Obviously, the low IQ, the up-talk at the end of every sentence, the ersatz glasses, the theatrical fake glasses, the made-up stats, the fake concern for some group that she knows nothing about at all,
and then under all of it, the desire to press harder with her boot against the neck of ordinary people and to shut them up on behalf Of her boss is the people who run the world.
And what's the most effective kind of criticism there is?
I think it's mockery.
Which exposes foolishness for what it is.
So it makes perfect sense to me.
I honestly, I was mistaken about this.
It's something I admit I was wrong about.
Early on, when we first started getting fact-checked and we first started having these issues with censorship with the Babylon Bee, it was my belief that these were humorless scolds who just didn't think our jokes were funny.
And they thought they were offensive and they were being hypersensitive.
I eventually learned and came to realize that it's not humor.
Humor is a vehicle for truth delivery.
They don't like the fact that the narrative is being challenged in a way that's effective.
And so they have to shut you up.
And so that's what it's about.
It has nothing to do with them being in the school.
And it has nothing to do with being offended.
This whole thing, you know, the hypersensitive, the people getting up in comedians' faces or charging the stage to slap them in the face when they make a joke they don't like.
The, you know, don't bring your speaker to our campus because we need a safe space here and this will offend people.
It's all fake outrage because they've learned that fake outrage...
Can be used as a tool to bludgeon you into silence and submission.
I mean, that's just, it's a very obvious continuum.
But I would also say, and I want to ask you this, as the target of people like Brandy Zedrosny.
Wouldn't you rather be the target of an explicitly fascist regime, where it was aggressive rather than passive aggressive, where some guy in a funny mustache got up and said, you're going to jail, instead of having someone in fake, complex glasses telling you you're endangering trans people?
Honestly, wouldn't you rather, and I'm being only half facetious, deal with the North Korean security apparatus, where they're like, say that and we'll kill you.
It's super straightforward, and they're not going to lecture you about trans lies.
I mean, do we have as much reach as we used to have?
No, but I mean, we still have a platform.
I've never been an advocate of let's go create new platforms and do our own thing because then you're just creating a new echo chamber where people who agree with you are on that platform and there's not interesting conversations happening there.
So I am wanting to stay in the conversation where the conversation actually matters, these prominent platforms that you could call the public square of the modern age.
of the modern age.
And I think that we have a hopeful outlook when it comes to legal recourse there, too.

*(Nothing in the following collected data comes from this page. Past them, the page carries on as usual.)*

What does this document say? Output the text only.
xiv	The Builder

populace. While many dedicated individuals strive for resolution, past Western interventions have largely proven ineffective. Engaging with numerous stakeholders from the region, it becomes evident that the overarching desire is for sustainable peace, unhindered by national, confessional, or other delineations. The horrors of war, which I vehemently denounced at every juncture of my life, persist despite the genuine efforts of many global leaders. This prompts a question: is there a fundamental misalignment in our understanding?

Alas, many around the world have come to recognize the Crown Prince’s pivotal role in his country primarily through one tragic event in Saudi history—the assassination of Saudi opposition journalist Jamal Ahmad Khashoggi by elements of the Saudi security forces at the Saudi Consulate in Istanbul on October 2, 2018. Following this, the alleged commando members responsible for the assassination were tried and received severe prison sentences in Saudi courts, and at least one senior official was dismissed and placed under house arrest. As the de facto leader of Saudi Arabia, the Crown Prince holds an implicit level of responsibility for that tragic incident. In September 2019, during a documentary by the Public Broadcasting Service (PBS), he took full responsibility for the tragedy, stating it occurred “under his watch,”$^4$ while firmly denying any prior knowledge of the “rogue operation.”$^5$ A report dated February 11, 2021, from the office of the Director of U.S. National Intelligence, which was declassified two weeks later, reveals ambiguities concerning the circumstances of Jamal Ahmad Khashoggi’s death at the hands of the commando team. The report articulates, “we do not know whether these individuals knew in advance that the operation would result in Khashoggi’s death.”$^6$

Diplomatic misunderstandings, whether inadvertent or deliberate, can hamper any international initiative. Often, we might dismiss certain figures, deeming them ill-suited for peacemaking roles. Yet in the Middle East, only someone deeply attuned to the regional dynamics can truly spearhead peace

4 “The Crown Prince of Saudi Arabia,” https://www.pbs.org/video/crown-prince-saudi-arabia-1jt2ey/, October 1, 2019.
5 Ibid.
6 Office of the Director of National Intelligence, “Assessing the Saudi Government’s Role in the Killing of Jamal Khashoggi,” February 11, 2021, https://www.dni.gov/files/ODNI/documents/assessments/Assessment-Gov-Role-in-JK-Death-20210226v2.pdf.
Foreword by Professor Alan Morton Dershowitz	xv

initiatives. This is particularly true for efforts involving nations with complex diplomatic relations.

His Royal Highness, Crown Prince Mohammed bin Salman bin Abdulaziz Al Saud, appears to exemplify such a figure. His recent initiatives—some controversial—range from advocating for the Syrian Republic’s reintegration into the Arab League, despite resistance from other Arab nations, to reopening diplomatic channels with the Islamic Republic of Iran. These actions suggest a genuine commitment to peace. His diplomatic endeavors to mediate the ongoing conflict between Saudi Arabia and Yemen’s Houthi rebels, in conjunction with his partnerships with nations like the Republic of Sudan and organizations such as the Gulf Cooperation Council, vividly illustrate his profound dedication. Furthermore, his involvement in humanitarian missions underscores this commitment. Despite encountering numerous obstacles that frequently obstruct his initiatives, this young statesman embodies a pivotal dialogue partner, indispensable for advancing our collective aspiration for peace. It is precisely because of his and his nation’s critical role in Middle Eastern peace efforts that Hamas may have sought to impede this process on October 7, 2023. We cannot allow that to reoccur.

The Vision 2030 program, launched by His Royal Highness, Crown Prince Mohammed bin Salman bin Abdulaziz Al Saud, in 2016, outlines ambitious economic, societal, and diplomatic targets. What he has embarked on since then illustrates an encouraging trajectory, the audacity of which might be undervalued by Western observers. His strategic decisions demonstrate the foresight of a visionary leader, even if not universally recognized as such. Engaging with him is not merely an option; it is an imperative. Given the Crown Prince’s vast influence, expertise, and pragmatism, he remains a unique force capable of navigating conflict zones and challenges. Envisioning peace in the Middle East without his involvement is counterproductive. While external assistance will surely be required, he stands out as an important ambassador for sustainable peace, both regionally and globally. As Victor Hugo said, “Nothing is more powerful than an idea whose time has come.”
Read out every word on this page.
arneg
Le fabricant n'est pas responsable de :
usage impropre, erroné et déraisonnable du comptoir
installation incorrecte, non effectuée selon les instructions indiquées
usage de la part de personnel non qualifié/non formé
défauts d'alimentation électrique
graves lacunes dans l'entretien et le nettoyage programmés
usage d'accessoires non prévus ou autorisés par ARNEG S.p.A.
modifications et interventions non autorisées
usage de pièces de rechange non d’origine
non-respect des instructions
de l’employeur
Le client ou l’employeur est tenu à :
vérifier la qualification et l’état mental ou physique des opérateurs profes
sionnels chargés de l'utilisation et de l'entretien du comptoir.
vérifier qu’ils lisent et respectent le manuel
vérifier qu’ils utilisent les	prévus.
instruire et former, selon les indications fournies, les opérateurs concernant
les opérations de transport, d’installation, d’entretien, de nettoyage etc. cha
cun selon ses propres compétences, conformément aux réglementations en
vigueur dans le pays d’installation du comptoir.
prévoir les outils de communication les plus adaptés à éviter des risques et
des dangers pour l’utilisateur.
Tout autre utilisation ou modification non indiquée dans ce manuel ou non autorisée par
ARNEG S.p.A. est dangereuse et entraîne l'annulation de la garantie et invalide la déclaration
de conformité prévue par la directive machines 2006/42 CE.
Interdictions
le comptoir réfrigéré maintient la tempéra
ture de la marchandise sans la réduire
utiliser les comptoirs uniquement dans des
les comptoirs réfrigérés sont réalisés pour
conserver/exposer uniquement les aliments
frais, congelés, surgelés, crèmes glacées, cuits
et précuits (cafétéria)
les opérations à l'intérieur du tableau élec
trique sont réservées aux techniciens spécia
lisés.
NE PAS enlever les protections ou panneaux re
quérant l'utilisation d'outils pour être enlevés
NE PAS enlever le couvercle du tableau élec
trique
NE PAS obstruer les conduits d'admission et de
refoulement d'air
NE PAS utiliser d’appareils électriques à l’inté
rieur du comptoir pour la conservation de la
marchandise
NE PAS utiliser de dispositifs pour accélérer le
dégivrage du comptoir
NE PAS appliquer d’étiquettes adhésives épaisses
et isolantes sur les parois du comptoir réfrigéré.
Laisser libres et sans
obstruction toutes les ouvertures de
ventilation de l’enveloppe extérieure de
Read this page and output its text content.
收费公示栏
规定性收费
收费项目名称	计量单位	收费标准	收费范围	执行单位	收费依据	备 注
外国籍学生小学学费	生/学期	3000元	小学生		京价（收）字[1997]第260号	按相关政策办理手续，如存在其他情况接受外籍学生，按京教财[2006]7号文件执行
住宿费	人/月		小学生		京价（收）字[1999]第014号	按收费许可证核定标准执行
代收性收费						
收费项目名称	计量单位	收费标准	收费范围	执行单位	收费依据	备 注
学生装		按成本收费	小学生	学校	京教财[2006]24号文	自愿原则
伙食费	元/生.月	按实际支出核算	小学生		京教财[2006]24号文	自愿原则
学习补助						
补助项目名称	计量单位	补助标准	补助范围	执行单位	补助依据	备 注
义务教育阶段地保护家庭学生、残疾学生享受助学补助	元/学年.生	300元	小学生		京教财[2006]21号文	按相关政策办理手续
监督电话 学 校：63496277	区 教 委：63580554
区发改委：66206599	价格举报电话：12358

I mean, you have these laws that were passed at the state level, but in Florida and Texas, that make it illegal for these platforms to engage in viewpoint discrimination.
And the Supreme Court is now going to hear these cases because, you know, one of them was rejected by the 11th Circuit, one of them was upheld, the Texas one was upheld by the Fifth Circuit.
So the Supreme Court's going to make a decision on whether or not these companies can engage in politically motivated viewpoint discrimination.
And if they can't, then we're legally allowed to be there.